La malbouffe est au cœur d’une trilogie de la chorégraphe Christiane Emmanuel. Un spectacle coup de poing sur un sujet universel devenu un enjeu mondial.
Créée en 1989, la Compagnie Christiane Emmanuel inscrit sa ligne artistique dans un langage chorégraphique résolument contemporain et caribéen, avec l’idée qu’une chorégraphie contemporaine se doit d’être lisible par toutes et tous. Depuis 2010, la compagnie Christiane Emmanuel dirige la Maison Rouge : Maison des Arts, un centre socio-culturel dédié à la danse et la pratique chorégraphique expérimentale, situé dans les quartiers Terres de Sainville à Fort-de-France.

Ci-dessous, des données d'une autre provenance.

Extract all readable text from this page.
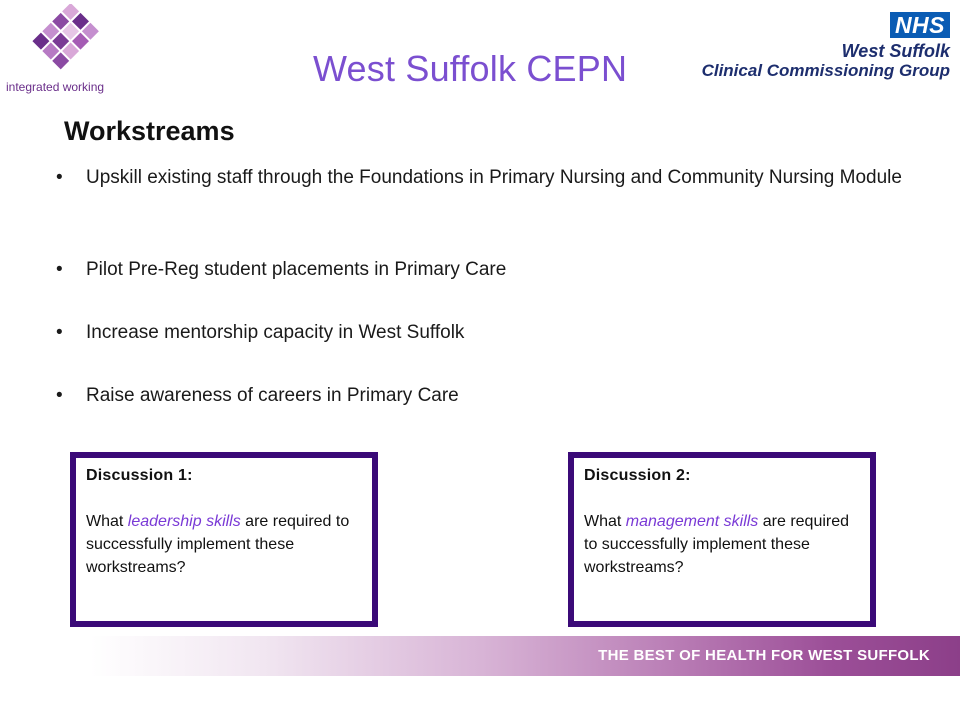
integrated working	West Suffolk CEPN
NHS
West Suffolk
Clinical Commissioning Group
Workstreams
•	Upskill existing staff through the Foundations in Primary Nursing and Community Nursing Module
•	Pilot Pre-Reg student placements in Primary Care
•	Increase mentorship capacity in West Suffolk
•	Raise awareness of careers in Primary Care
Discussion 1:
What leadership skills are required to successfully implement these workstreams?
Discussion 2:
What management skills are required to successfully implement these workstreams?
THE BEST OF HEALTH FOR WEST SUFFOLK
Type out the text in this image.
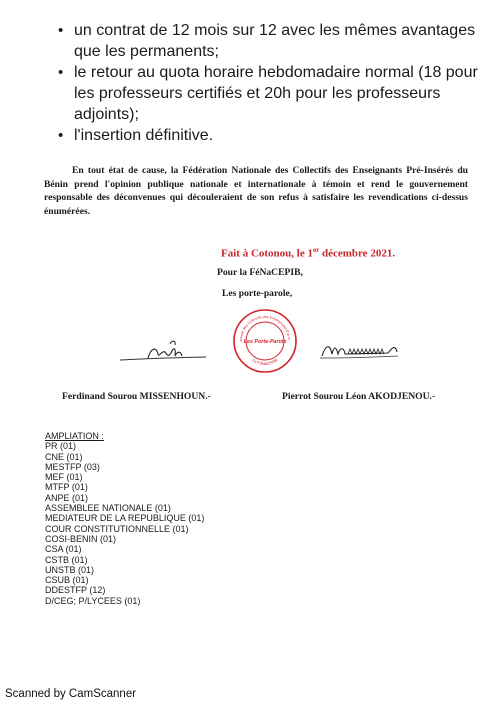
• un contrat de 12 mois sur 12 avec les mêmes avantages que les permanents;
• le retour au quota horaire hebdomadaire normal (18 pour les professeurs certifiés et 20h pour les professeurs adjoints);
• l'insertion définitive.

En tout état de cause, la Fédération Nationale des Collectifs des Enseignants Pré-Insérés du Bénin prend l'opinion publique nationale et internationale à témoin et rend le gouvernement responsable des déconvenues qui découleraient de son refus à satisfaire les revendications ci-dessus énumérées.

Fait à Cotonou, le 1er décembre 2021.
Pour la FéNaCEPIB,
Les porte-parole,
tionale des Collectifs des Enseignants Pré-In
Les Porte-Parole
La FéNaCEPIB
Ferdinand Sourou MISSENHOUN.-	Pierrot Sourou Léon AKODJENOU.-
AMPLIATION :
PR (01)
CNE (01)
MESTFP (03)
MEF (01)
MTFP (01)
ANPE (01)
ASSEMBLEE NATIONALE (01)
MEDIATEUR DE LA REPUBLIQUE (01)
COUR CONSTITUTIONNELLE (01)
COSI-BENIN (01)
CSA (01)
CSTB (01)
UNSTB (01)
CSUB (01)
DDESTFP (12)
D/CEG; P/LYCEES (01)
Scanned by CamScanner
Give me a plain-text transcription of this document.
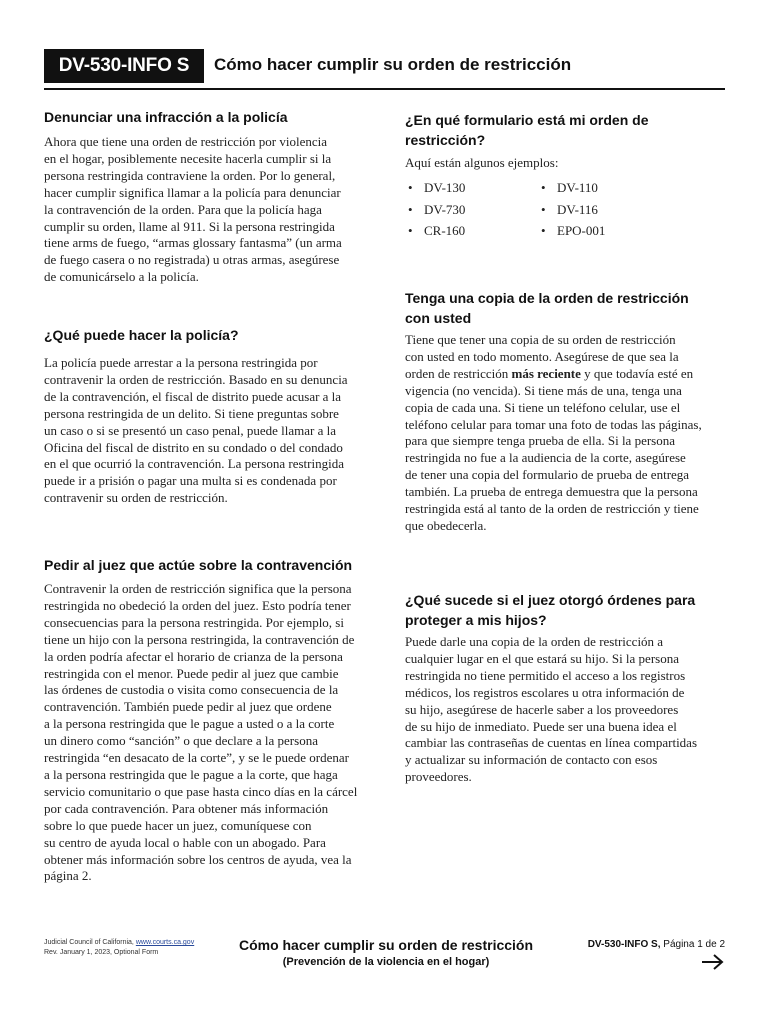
DV-530-INFO S	Cómo hacer cumplir su orden de restricción
Denunciar una infracción a la policía
Ahora que tiene una orden de restricción por violencia
en el hogar, posiblemente necesite hacerla cumplir si la
persona restringida contraviene la orden. Por lo general,
hacer cumplir significa llamar a la policía para denunciar
la contravención de la orden. Para que la policía haga
cumplir su orden, llame al 911. Si la persona restringida
tiene arms de fuego, “armas glossary fantasma” (un arma
de fuego casera o no registrada) u otras armas, asegúrese
de comunicárselo a la policía.
¿Qué puede hacer la policía?
La policía puede arrestar a la persona restringida por
contravenir la orden de restricción. Basado en su denuncia
de la contravención, el fiscal de distrito puede acusar a la
persona restringida de un delito. Si tiene preguntas sobre
un caso o si se presentó un caso penal, puede llamar a la
Oficina del fiscal de distrito en su condado o del condado
en el que ocurrió la contravención. La persona restringida
puede ir a prisión o pagar una multa si es condenada por
contravenir su orden de restricción.
Pedir al juez que actúe sobre la contravención
Contravenir la orden de restricción significa que la persona
restringida no obedeció la orden del juez. Esto podría tener
consecuencias para la persona restringida. Por ejemplo, si
tiene un hijo con la persona restringida, la contravención de
la orden podría afectar el horario de crianza de la persona
restringida con el menor. Puede pedir al juez que cambie
las órdenes de custodia o visita como consecuencia de la
contravención. También puede pedir al juez que ordene
a la persona restringida que le pague a usted o a la corte
un dinero como “sanción” o que declare a la persona
restringida “en desacato de la corte”, y se le puede ordenar
a la persona restringida que le pague a la corte, que haga
servicio comunitario o que pase hasta cinco días en la cárcel
por cada contravención. Para obtener más información
sobre lo que puede hacer un juez, comuníquese con
su centro de ayuda local o hable con un abogado. Para
obtener más información sobre los centros de ayuda, vea la
página 2.
¿En qué formulario está mi orden de
restricción?
Aquí están algunos ejemplos:
• DV-130
• DV-730
• CR-160
• DV-110
• DV-116
• EPO-001
Tenga una copia de la orden de restricción
con usted
Tiene que tener una copia de su orden de restricción
con usted en todo momento. Asegúrese de que sea la
orden de restricción más reciente y que todavía esté en
vigencia (no vencida). Si tiene más de una, tenga una
copia de cada una. Si tiene un teléfono celular, use el
teléfono celular para tomar una foto de todas las páginas,
para que siempre tenga prueba de ella. Si la persona
restringida no fue a la audiencia de la corte, asegúrese
de tener una copia del formulario de prueba de entrega
también. La prueba de entrega demuestra que la persona
restringida está al tanto de la orden de restricción y tiene
que obedecerla.
¿Qué sucede si el juez otorgó órdenes para
proteger a mis hijos?
Puede darle una copia de la orden de restricción a
cualquier lugar en el que estará su hijo. Si la persona
restringida no tiene permitido el acceso a los registros
médicos, los registros escolares u otra información de
su hijo, asegúrese de hacerle saber a los proveedores
de su hijo de inmediato. Puede ser una buena idea el
cambiar las contraseñas de cuentas en línea compartidas
y actualizar su información de contacto con esos
proveedores.
Judicial Council of California, www.courts.ca.gov
Rev. January 1, 2023, Optional Form	Cómo hacer cumplir su orden de restricción
(Prevención de la violencia en el hogar)
DV-530-INFO S, Página 1 de 2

Manger. Il s’agissait d’un instinct primaire, nous en sommes aujourd’hui dépossédé. Tout à la fois sujet de santé publique, préoccupation populaire, spécialité médicale, objet d’étude pour les sociologues… la nourriture et comment nous la consommons constituent un thème à l’actualité brûlante sans
cesse renouvelée. A partir de cette action banale devenue complexe, la chorégraphe Christiane Emmanuel a conçu un spectacle de danse. Une trilogie précisément, née d’un questionnement autour de l’acte même de manger et de la malbouffe. Le second opus, « Je remets le couvert : Indigestion », déjà dansé sur la scène du Tropiques Atrium en 2017, et dernièrement à Saint Domingue, dans le cadre de la 14 ème édition du Festival de danse contemporaine Edanco, va être programmé en 2019 en Martinique, en France et probablement en Europe.
Si « manger » et son cortège de règles, d’interdictions, d’étiquettes, de promesses, de grammes et de pourcentages à déchiffrer désarme des consommateurs préoccupés, le spectacle virtuose de la chorégraphe emporte et captive le public. Derrière le rideau, trône une glacière blanche XXL et elle ne quittera plus la scène. Ils sont quatre danseurs, deux hommes et deux femmes, qui tour à tour vont s’en approcher, lui tourner autour, la séduire, la vider, se l’accaparer, la défendre, l’étreindre dans une chorégraphie animale, primitive et sensuelle. Devant nous, ils dansent et ils mangent, et ils mangent encore, sans retenue, jusqu’à s’en peindre le corps, jusqu’à en perdre la tête. La glacière boîte de Pandore offre sans compter, à qui une botte d’oignon péi, à qui des chipsters, un jambon beurre, un pot de Nutella… A chacun son aliment symbole, à chacun son plaisir dévorant.
La séduction, la sensualité se disputent avec la pulsion qui domine les corps. Jusqu’à un final absolument déjanté, en musique, l’apothéose sous forme d’une séance de coaching de gymnastique des années 80 où les corps, la nourriture et les crunchy au fromage volent, se dévorent, s’épuisent. La lutte est terminée, les corps et les esprits sont ruisselants, à bout. Dépossédés de notre instinct, la liberté est devenue trop grasse, trop sucrée, trop salée. Une question tristement universelle et un spectacle de danse libérateur.